Elsner : Il s’agit d’une question globale sur le rôle de la religion dans les conflits. Les études sur la paix et les conflits montrent que la religion est fondamentalement ambivalente dans les conflits ; chaque religion est capable de soutenir des solutions violentes ou non violentes – aucune religion mondiale n’est violente en soi – et l’orthodoxie n’en est pas exclue. Toutefois, certains facteurs influencent le camp dans lequel les Églises orthodoxes se trouvent dans une situation concrète. D’une part, il y a le message chrétien général de paix, que l’on retrouve dans toutes les églises chrétiennes et qui est l’une des idées principales de nos traditions bibliques et religieuses. La paix est au centre de la liturgie orthodoxe et de la spiritualité individuelle, et la réconciliation et l’amour du prochain et de l’étranger sont des enseignements éthiques clés. Cela peut évidemment contribuer à des solutions non violentes, aider les communautés à faire face aux conflits et à la culpabilité, et faciliter les voies de la coexistence pacifique et de la réconciliation.

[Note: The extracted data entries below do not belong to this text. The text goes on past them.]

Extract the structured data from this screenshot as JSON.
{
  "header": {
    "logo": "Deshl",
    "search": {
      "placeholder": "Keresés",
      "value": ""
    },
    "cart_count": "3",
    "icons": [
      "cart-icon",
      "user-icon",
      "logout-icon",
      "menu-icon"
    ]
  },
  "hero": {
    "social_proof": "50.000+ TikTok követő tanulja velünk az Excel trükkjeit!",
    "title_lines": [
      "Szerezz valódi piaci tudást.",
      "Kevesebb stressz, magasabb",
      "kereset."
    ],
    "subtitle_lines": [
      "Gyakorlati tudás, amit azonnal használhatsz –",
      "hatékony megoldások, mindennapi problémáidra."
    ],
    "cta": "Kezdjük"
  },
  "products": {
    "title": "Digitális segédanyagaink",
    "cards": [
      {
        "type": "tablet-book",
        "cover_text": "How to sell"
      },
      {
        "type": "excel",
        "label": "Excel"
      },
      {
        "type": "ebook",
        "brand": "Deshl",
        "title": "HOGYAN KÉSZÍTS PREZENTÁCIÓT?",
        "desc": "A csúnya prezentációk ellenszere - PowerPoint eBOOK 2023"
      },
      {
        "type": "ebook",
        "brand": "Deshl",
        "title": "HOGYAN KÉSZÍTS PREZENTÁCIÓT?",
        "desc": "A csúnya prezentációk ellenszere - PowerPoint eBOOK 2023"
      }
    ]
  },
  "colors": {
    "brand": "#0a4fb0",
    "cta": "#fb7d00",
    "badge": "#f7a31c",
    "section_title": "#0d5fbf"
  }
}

D’un autre côté, certaines traditions orthodoxes rendent les églises orthodoxes plus susceptibles d’être impliquées dans des conflits violents. Il y a au moins trois points principaux. Premièrement, le christianisme orthodoxe a une éthique sociale très faible. Il en résulte que la paix et la responsabilité de la paix sont des concepts très individuels. L’individu doit trouver la paix en lui-même ou avec son entourage, mais la paix n’est pas considérée comme un concept social, comme une responsabilité sociale de créer des structures sociétales justes et pacifiques dont l’Église fait partie. Par conséquent, la responsabilité de la résolution des conflits sociaux ou politiques, y compris le recours à la violence, incombe entièrement à l’État. Deuxièmement, contrairement à d’autres traditions chrétiennes du 21e siècle, l’orthodoxie entretient toujours une relation très forte avec la nation et l’État. Les enquêtes montrent que les populations orthodoxes soutiennent davantage les idées nationales – comme, par exemple, les idées de supériorité culturelle. Cela génère une compréhension particulière de l’Autre en tant qu’ennemi ou menace. La loyauté envers l’État dépasse la loyauté envers la société. En conséquence, l’Église peut être loyale envers l’État même dans une situation où celui-ci utilise son pouvoir par des moyens violents contre son propre peuple, si on lui fournit une sorte de rationalisation légitime. Le troisième facteur est que l’orthodoxie – contrairement aux autres traditions chrétiennes contemporaines – est la seule église qui mette fortement l’accent sur la vérité exclusive. Être orthodoxe signifie être le seul à avoir la vraie foi. De ce point de vue, il y a beaucoup de possibilités d’exclure, de voir les choses en termes binaires et d’avoir une relation conflictuelle avec le monde qui nous entoure. Cela peut facilement se transformer en violence au sens large, en particulier lorsque cette violence est associée à un certain état d’esprit apocalyptique.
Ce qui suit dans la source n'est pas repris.